24

Les dangers du sous-investissement

MILAN – Il y a 70 ans, à l'issue de la Deuxième Guerre mondiale, une grande partie du monde (notamment les pays industrialisés d'Europe et d'autres qui avaient été occupés) était confrontée à une dette souveraine considérable, alors que la situation géopolitique était difficile et que beaucoup de grands pays étaient en ruine. En raison des difficultés de beaucoup d'entre eux à financer leurs énormes besoins en investissement, on aurait pu s'attendre à une longue période de coopération internationale limitée, de croissance faible, de chômage élevé et de privations. Mais cela ne s'est pas passé ainsi !

Bien au contraire, les dirigeants de la planète adoptèrent une vue à long terme. Ils ont compris que la réduction de la dette de leur pays dépendait de la croissance nominale et que cette dernière - ainsi d'ailleurs que la paix à long terme - dépendait de la reprise économique mondiale. Ils ont donc exploité au maximum leur bilan pour investir tout en s'ouvrant au commerce international, ce qui a favorisé la demande. Les USA dont les pertes matérielles étaient limitées (bien que fortement endettés) ont assumé naturellement le leadership dans ce processus.

Deux facteurs sont constitutifs de la reprise d'après-guerre.
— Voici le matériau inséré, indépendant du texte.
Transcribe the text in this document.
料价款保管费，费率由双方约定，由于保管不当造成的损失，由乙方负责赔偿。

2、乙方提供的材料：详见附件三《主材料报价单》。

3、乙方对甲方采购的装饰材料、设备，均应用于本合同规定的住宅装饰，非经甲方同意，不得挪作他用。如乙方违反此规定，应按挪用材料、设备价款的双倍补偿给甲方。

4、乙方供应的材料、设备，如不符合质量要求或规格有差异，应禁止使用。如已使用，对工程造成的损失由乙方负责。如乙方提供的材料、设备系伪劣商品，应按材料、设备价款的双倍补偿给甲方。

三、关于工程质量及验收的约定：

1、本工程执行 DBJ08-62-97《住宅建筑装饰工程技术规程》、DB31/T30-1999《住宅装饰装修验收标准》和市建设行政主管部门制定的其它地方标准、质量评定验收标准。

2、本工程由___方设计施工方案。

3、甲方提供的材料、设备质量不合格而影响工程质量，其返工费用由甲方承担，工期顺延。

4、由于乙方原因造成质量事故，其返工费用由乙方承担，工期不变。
D'une part les pays endettés considéraient leur dette souveraine non comme une contrainte mais comme un moyen d'investissement et de développement de leur potentiel de croissance, d'autre part ils coopéraient dans de nombreux domaines. Les moins endettés adoptaient une stratégie d'aide à l'investissement au bénéfice de leurs partenaires. Il est vrai que le début de la Guerre froide a peut-être encouragé cette stratégie. Quoi qu'il en soit, ce n'était pas du chacun pour soi.

Aujourd'hui l'économie mondiale présente des ressemblances frappantes avec la période de l'immédiat après-guerre : chômage important, surendettement croissant et insuffisance de la demande agrégée au niveau mondial qui limitent la croissance et génèrent des pressions déflationnistes. Et aujourd'hui comme à cette époque, le niveau et la qualité des investissements sont insuffisants, les dépenses publiques en faveur des actifs matériels et immatériels (un facteur crucial pour la croissance à long terme) étant bien en dessous de leur niveau optimal depuis assez longtemps.